The Manitowoc Company, Inc. (NYSE: MTW) today reported sales of $1.1 billion for the fourth quarter of 2012, an increase of 10.0 percent compared to sales of $1.0 billion in the fourth quarter of 2011. The sales increase was driven by an 11.6 percent increase in Crane segment sales, coupled with a 6.7 percent increase in Foodservice segment sales.
On a GAAP basis, the company reported net earnings of $34.5 million, or $0.26 per diluted share, in the fourth quarter versus earnings of $14.9 million, or $0.11 per diluted share, in the fourth quarter of 2011. Both periods included special items. Excluding special items, the adjusted earnings from continuing operations were $35.4 million, or $0.27 per diluted share, in the fourth quarter of 2012, versus adjusted earnings of $18.9 million, or $0.14 per diluted share, in the fourth quarter of 2011. GAAP earnings per share in the quarter benefited from the release of an $11.6-million reserve as a result of a favorable tax audit outcome, which contributed to a full-year effective tax rate of 29 percent. A reconciliation of GAAP net earnings to net earnings before special items for the quarter and full-year periods is provided later in this press release.

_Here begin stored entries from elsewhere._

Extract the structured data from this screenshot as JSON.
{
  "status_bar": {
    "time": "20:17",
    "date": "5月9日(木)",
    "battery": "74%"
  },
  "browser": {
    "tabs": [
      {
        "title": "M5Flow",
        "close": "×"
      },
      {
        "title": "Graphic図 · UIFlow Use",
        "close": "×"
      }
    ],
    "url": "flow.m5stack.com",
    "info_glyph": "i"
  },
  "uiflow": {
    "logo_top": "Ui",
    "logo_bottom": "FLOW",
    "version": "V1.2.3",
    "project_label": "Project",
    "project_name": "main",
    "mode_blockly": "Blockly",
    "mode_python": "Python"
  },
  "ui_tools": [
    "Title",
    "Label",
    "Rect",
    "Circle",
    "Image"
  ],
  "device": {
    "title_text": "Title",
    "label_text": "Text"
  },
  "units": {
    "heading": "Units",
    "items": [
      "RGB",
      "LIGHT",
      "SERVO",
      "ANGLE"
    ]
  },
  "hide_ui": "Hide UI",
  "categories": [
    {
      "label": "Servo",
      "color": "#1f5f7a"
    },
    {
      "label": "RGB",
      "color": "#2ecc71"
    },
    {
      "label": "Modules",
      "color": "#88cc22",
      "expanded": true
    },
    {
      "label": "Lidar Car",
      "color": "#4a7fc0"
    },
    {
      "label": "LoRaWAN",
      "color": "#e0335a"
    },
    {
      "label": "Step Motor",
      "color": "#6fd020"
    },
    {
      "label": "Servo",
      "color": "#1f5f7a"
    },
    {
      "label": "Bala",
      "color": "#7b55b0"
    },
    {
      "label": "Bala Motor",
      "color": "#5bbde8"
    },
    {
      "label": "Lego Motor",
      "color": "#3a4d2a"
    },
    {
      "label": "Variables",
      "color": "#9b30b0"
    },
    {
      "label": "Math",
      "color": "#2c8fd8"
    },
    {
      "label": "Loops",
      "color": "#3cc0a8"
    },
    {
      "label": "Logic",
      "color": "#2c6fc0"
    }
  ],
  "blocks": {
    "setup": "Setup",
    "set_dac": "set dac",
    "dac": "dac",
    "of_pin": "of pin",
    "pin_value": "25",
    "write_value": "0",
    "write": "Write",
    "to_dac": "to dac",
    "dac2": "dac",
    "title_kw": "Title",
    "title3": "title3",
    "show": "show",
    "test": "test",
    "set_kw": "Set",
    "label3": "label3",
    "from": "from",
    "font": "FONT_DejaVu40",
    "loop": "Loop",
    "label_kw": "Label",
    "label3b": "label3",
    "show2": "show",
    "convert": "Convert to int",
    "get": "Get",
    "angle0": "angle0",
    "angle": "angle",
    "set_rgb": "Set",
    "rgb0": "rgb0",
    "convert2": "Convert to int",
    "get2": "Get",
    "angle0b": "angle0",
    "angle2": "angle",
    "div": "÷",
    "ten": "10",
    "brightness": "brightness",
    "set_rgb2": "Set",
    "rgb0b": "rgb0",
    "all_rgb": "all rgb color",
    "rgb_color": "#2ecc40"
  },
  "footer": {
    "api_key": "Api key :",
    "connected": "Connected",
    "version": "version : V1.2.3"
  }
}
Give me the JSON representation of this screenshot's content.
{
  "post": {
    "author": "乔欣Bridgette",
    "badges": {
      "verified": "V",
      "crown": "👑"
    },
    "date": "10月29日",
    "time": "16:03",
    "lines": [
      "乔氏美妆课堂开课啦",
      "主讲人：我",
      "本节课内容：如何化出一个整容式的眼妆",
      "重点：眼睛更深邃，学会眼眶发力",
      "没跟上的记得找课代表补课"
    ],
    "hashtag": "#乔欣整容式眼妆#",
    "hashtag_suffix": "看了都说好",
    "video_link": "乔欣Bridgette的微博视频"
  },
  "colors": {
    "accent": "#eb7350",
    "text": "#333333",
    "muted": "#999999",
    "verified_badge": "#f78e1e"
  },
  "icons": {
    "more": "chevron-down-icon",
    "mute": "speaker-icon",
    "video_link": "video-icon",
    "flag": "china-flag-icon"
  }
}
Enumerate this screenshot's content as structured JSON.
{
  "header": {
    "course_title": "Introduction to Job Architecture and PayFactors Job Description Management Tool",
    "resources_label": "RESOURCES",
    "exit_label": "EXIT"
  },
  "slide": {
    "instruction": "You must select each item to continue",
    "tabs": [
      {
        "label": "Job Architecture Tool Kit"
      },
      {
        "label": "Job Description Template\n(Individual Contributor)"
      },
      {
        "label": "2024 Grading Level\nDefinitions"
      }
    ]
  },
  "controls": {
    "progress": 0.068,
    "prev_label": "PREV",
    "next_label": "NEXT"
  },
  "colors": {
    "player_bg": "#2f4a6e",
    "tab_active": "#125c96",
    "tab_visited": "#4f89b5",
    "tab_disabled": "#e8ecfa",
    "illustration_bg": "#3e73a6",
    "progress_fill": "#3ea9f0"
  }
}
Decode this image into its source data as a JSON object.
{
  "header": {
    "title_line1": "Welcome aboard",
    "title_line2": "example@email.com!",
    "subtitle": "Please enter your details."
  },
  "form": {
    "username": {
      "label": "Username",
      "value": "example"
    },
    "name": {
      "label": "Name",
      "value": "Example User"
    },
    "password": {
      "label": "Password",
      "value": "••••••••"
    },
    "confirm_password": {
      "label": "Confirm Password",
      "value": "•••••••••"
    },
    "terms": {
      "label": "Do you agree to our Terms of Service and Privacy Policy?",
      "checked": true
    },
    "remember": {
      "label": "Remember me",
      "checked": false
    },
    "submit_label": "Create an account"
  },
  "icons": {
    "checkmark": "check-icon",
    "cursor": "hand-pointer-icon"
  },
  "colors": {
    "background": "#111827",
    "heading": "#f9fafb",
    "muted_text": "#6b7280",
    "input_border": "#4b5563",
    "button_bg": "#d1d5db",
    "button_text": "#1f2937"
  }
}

For the full-year 2012, sales were $3.9 billion, an 8.5 percent increase from $3.6 billion in 2011. GAAP net income in 2012 was $101.7 million, or $0.76 per share, versus a GAAP net loss of $11.2 million, or $0.08 per share, in the prior year. Excluding the special items described in the reconciliation below, net earnings from continuing operations in 2012 were $103.7 million, or $0.78 per share, versus earnings of $49.8 million, or $0.37 per share, in 2011.
“We finished 2012 on a strong note. The steadfast execution against our strategic initiatives drove another quarter of positive sales growth and margin improvement, while our full-year results matched our revenue and earnings expectations. These results also demonstrated our ability to effectively manage our global businesses despite macroeconomic challenges,” commented Glen E. Tellock, Manitowoc’s chairman and chief executive officer. “Despite this prolonged and often volatile operating environment, we continue to believe we have the right strategy to continue expanding profitability across the entire Manitowoc enterprise as we look to 2013. In addition, we will continue to invest prudently in our strategies to leverage and enhance our market leadership positions.”